The location of angina pectoris is usually retrosternal; most patients do not localize the pain to any small area. The discomfort may radiate to the neck, jaw, teeth, arms, or shoulders, reflecting the common origin in the posterior horn of the spinal cord of sensory neurons supplying the heart and these areas. Some patients present with aching in sites of radiated pain as their only symptoms of ischemia. Occasional patients report epigastric distress with ischemic episodes. Less common is radiation to below the umbilicus or to the back.
Stable angina pectoris usually develops gradually with exertion, emotional excitement, or after heavy meals. Rest or treatment with sublingual nitroglycerin typically leads to relief within several minutes. In contrast, pain that is fleeting (lasting only a few seconds) is rarely ischemic in origin. Similarly, pain that lasts for several hours is unlikely to represent angina, particularly if the patient’s electrocardiogram (ECG) does not show evidence of ischemia.
Anginal episodes can be precipitated by any physiologic or psychological stress that induces tachycardia. Most myocardial perfusion occurs during diastole, when there is minimal pressure opposing coronary artery flow from within the left ventricle. Since tachycardia decreases the percentage of the time in which the heart is in diastole, it decreases myocardial perfusion.
Unstable angina and myocardial infarction
(See also Chaps. 34 and 35) Patients with these acute ischemic syndromes usually complain of symptoms similar in quality to angina pectoris, but more prolonged and severe.
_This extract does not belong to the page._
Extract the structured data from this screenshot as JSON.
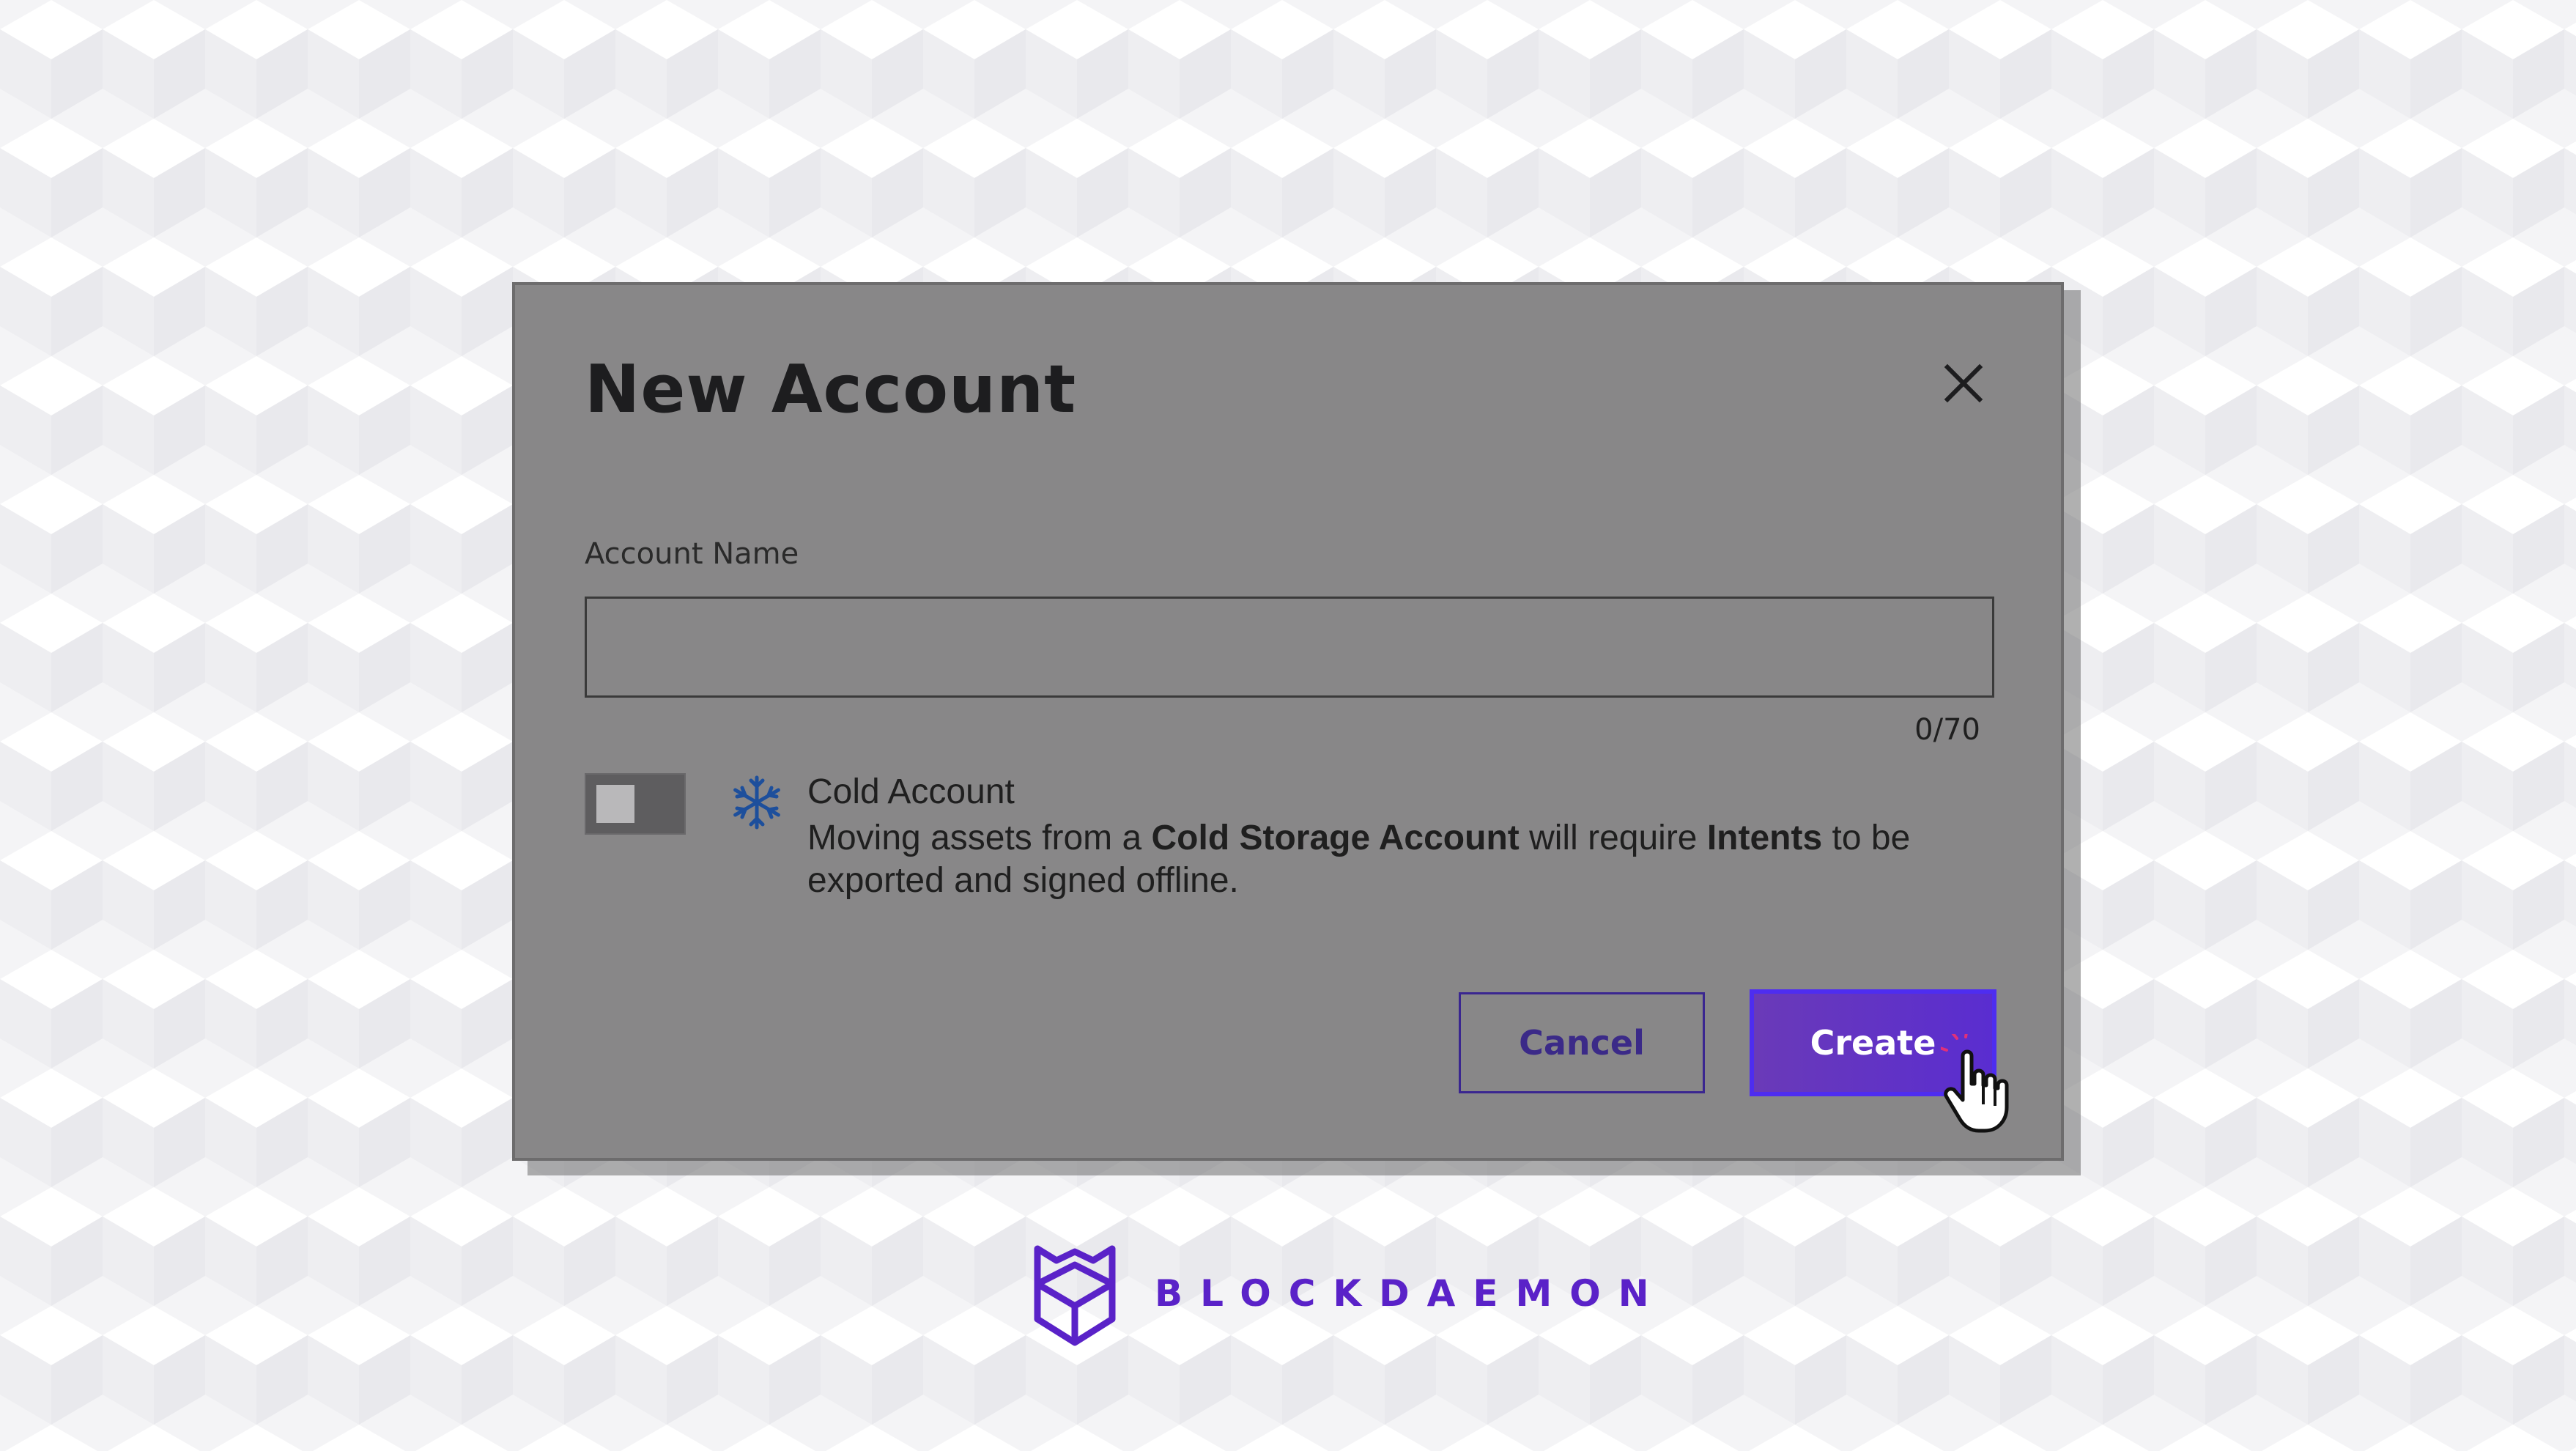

The onset of these syndromes may occur with the patient at rest, or awakened from sleep, and sublingual nitroglycerin may lead to transient or no relief. Accompanying symptoms may include diaphoresis, dyspnea, nausea, and light-headedness.
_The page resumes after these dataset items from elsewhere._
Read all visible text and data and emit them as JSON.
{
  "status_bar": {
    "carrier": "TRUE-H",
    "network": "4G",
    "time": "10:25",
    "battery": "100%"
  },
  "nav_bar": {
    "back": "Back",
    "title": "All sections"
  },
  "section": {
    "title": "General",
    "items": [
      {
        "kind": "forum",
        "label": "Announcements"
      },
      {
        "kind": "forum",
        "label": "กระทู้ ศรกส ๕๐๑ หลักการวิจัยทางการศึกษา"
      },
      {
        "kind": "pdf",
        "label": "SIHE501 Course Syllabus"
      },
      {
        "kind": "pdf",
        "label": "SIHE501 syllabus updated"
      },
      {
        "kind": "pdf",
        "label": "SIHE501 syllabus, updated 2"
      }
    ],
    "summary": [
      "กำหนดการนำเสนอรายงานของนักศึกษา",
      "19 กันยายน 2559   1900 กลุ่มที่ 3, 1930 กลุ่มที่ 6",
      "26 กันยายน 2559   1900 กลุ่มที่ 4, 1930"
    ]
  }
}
The physical examination may be completely normal in patients with chest discomfort due to ischemic heart disease. Careful auscultation during ischemic episodes may reveal a third or fourth heart sound, reflecting myocardial systolic or diastolic dysfunction. A transient murmur of mitral regurgitation suggests ischemic papillary muscle dysfunction. Severe episodes of ischemia can lead to pulmonary congestion and even pulmonary edema.
Other cardiac causes
Myocardial ischemia caused by hypertrophic cardiomyopathy or aortic stenosis leads to angina pectoris similar to that caused by coronary atherosclerosis. In such cases, a loud systolic murmur or other findings usually suggest that abnormalities other than coronary atherosclerosis may be contributing to the patient’s symptoms. Some patients with chest pain and normal coronary angiograms have functional abnormalities of the coronary circulation, ranging from coronary spasm visible on coronary angiography to abnormal vasodilator responses and heightened vasoconstrictor responses. The term “cardiac syndrome X” is used to describe patients with angina-like chest pain and ischemic-appearing ST-segment depression during stress despite normal coronary arteriograms. Some data indicate that many such patients have limited changes in coronary flow in response to pacing stress or coronary vasodilators.
Pericarditis
(See also Chap. 22) The pain in pericarditis is believed to be due to inflammation of the adjacent parietal pleura, since most of the pericardium is believed to be insensitive to pain. Thus, infectious pericarditis, which usually involves adjoining pleural surfaces, tends to be associated with pain, while conditions that cause only local inflammation (e.g., myocardial infarction or uremia) and cardiac tamponade tend to result in mild or no chest pain.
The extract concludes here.